Sabrina, another resident of 801 King Street West, is part of a group called No Nightclub Noise, which was formed in response to another business in the area they say is also causing sleepless nights and anxiety. The group started a petition after months of trying to deal with the establishment through city channels such as calling 311 or reaching out to their local councillor.

“There's obviously the noise of living on King Street, the street cars, the traffic etc. But I've never had any issues with nightclub noise until February 25 of this year,” Sabrina said.

It was at that time that Pizza Wine Disco opened at 788 King Street West. The residents allege it is a nightclub “masquerading” as a restaurant. They have complained about loud music blasting until 3 a.m., large groups of people flooding the streets and patrons who regularly encroach onto nearby properties to urinate.
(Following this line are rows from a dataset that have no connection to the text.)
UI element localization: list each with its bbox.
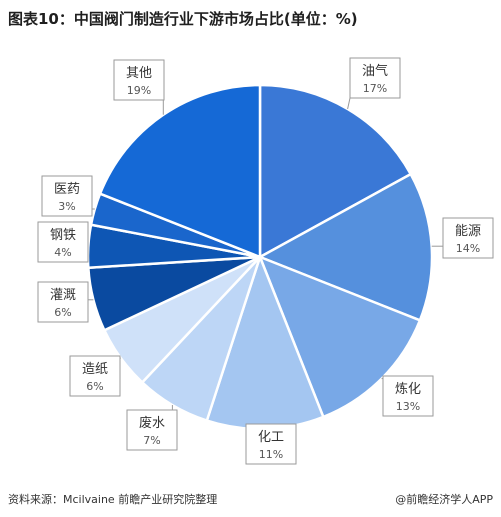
callout-box-4 [245,423,297,465]
slice-label: 灌溉 [50,288,76,303]
slice-value: 4% [54,246,71,259]
pie-labels: 油气 17% 能源 14% 炼化 13% 化工 11% 废水 7% 造纸 6% 灌溉 6% 钢铁 4% 医药 3%… [37,57,494,465]
callout-box-9 [41,175,93,217]
slice-label: 医药 [54,182,80,197]
slice-label: 废水 [139,415,165,431]
slice-label: 其他 [126,66,152,81]
callout-box-10 [113,59,165,101]
slice-value: 13% [396,400,420,413]
callout-box-1 [349,57,401,99]
slice-label: 能源 [455,224,481,239]
slice-value: 6% [54,306,71,319]
slice-value: 17% [363,82,387,95]
slice-value: 11% [259,448,283,461]
callout-box-3 [382,375,434,417]
pie-slices [86,83,434,431]
pie-slice-1 [258,83,413,260]
chart-title: 图表10：中国阀门制造行业下游市场占比(单位：%) [8,10,358,28]
pie-slice-2 [257,172,434,322]
slice-label: 化工 [258,430,284,445]
callout-box-6 [69,355,121,397]
slice-label: 油气 [362,63,388,79]
source-note: 资料来源：Mcilvaine 前瞻产业研究院整理 [8,493,218,506]
leader-line-1 [347,97,351,110]
pie-slice-3 [257,254,422,419]
slice-value: 19% [127,84,151,97]
slice-label: 炼化 [395,382,421,397]
pie-slice-10 [98,83,262,259]
slice-value: 3% [58,200,75,213]
brand-note: @前瞻经济学人APP [395,493,493,506]
callout-box-5 [126,409,178,451]
callout-box-2 [442,217,494,259]
slice-label: 造纸 [82,362,108,377]
slice-value: 6% [86,380,103,393]
slice-value: 7% [143,434,160,447]
slice-label: 钢铁 [50,228,76,243]
slice-value: 14% [456,242,480,255]
callout-box-7 [37,281,89,323]
callout-box-8 [37,221,89,263]
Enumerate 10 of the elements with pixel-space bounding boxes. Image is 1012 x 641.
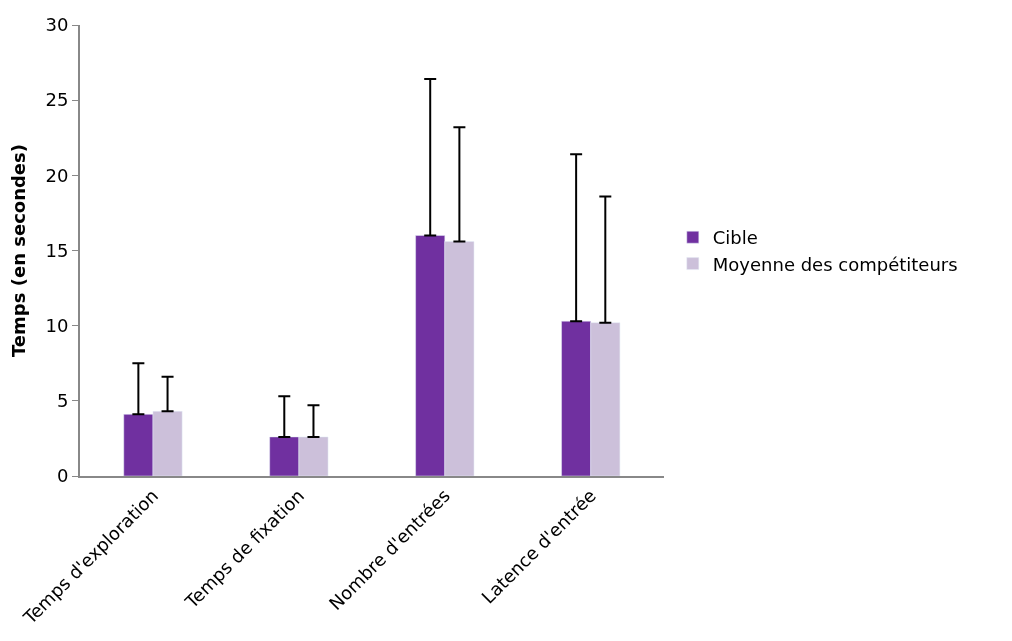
y-tick-label: 20 <box>45 164 69 186</box>
y-tick-label: 10 <box>45 314 69 336</box>
y-tick-label: 0 <box>56 465 69 487</box>
y-axis-title: Temps (en secondes) <box>8 143 30 358</box>
y-tick-label: 5 <box>56 390 69 412</box>
legend-label: Moyenne des compétiteurs <box>712 253 958 275</box>
legend-label: Cible <box>712 227 758 249</box>
y-tick-label: 15 <box>45 239 69 261</box>
y-tick-label: 25 <box>45 89 69 111</box>
y-tick-label: 30 <box>45 14 69 36</box>
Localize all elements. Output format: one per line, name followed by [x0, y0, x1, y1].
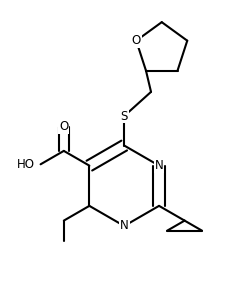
Text: O: O	[59, 120, 68, 133]
Text: N: N	[120, 220, 129, 232]
Text: S: S	[121, 110, 128, 123]
Text: HO: HO	[17, 158, 35, 171]
Text: O: O	[132, 34, 141, 47]
Text: N: N	[155, 159, 163, 172]
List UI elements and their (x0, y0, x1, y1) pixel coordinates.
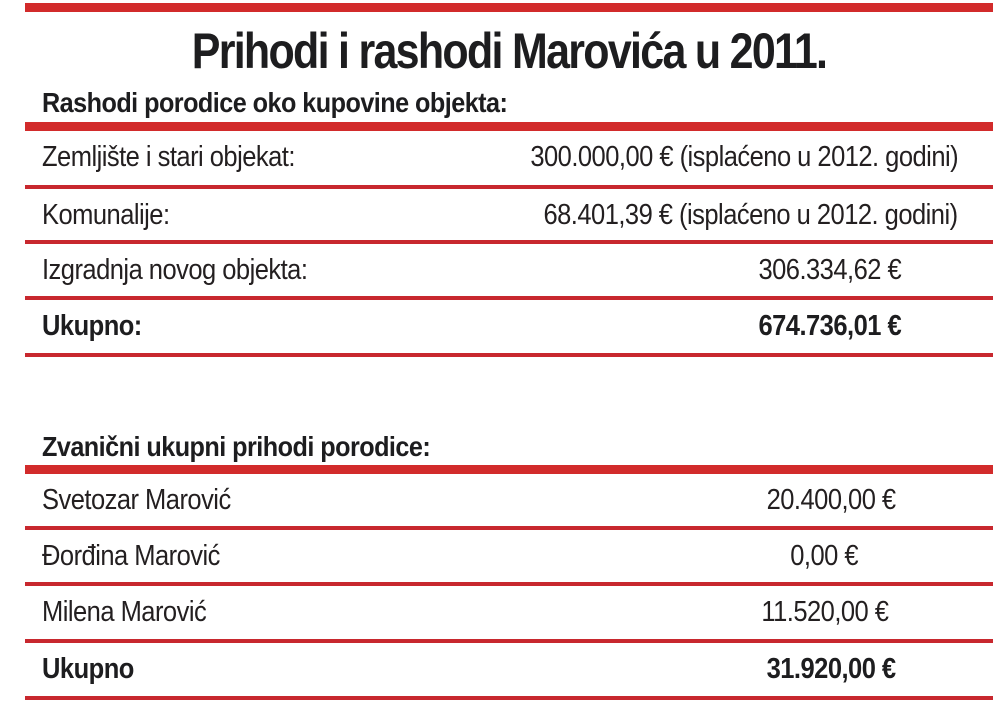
row-divider (25, 582, 993, 586)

Sabrina has lived at 801 King Street for about 15 years and said she never had a problem with the area before now, even when a pub was open in the spot currently being used by Hyde Social.

“It's not just affecting our building. It's affecting multiple buildings in the neighborhood,” she said.

Videos in which Pizza Wine Disco is tagged, posted to Instagram and TikTok, shows a crowded bar with people dancing on tabletops, as well as patrons sitting enjoying pizza and drinks. They also have a “nightlife” specific website in which guests can request bottle service.

In a statement, a spokesperson for Pizza Wine Disco (PWD) said that they have never used a DJ and has never played music outside of its operating hours, which operate 5 p.m. to 2 a.m. between Thursdays and Saturdays.

“The City of Toronto has confirmed that PWD is in compliance with all municipal bylaws including those relating to noise levels. Our staff routinely and frequently conducts decibel readings and we have installed noise limiters on the sound system to ensure continued compliance,” they said.

“The fact that PWD is a stand-alone building means that we are able to effectively monitor and control the volume emanating from the premises. We also have a substantial security presence and increased signage outside to ensure that patrons do not cause excessive noise when entering or exiting the establishment.”

The spokesperson insisted that PWD is “not a nightclub” and that it “does not have a dancefloor or guest list and does not charge a “cover/entrance fee”.

“PWD has gone above and beyond to solidify itself as a productive and respectful member of the community. The vast majority of our neighbours happily support our operations and have become regular customers.”

Farat Farrokhi lives in a townhouse right beside PWD, and says he is now considering moving because of the stress the situation is causing him. He has lived in the area for nine years and told CTV News Toronto that the back lane of the restaurant is right beside his bedroom. He said that he hears loud music and that after closing, patrons tend to stick around, talking loudly and urinating or vomiting on his property.

He has been complaining to 311 and reaching out to various politicians in all levels of government, but when Hyde Social moved into the area he had enough.

“I have an appointment with my realtor tomorrow. I am just thinking of leaving. And it's not a good time for me to do that,” he said.

And he isn’t the only one. Sabrina is also considering leaving the neighbourhood she used to love.

“Bylaws, the tools that we have to that are supposed to protect us, they really are very biased towards the business,” she said. “There's nothing in them that actually gives us any kind of leverage to fight the fact that there was a nightclub in a residential building, in a residential area.”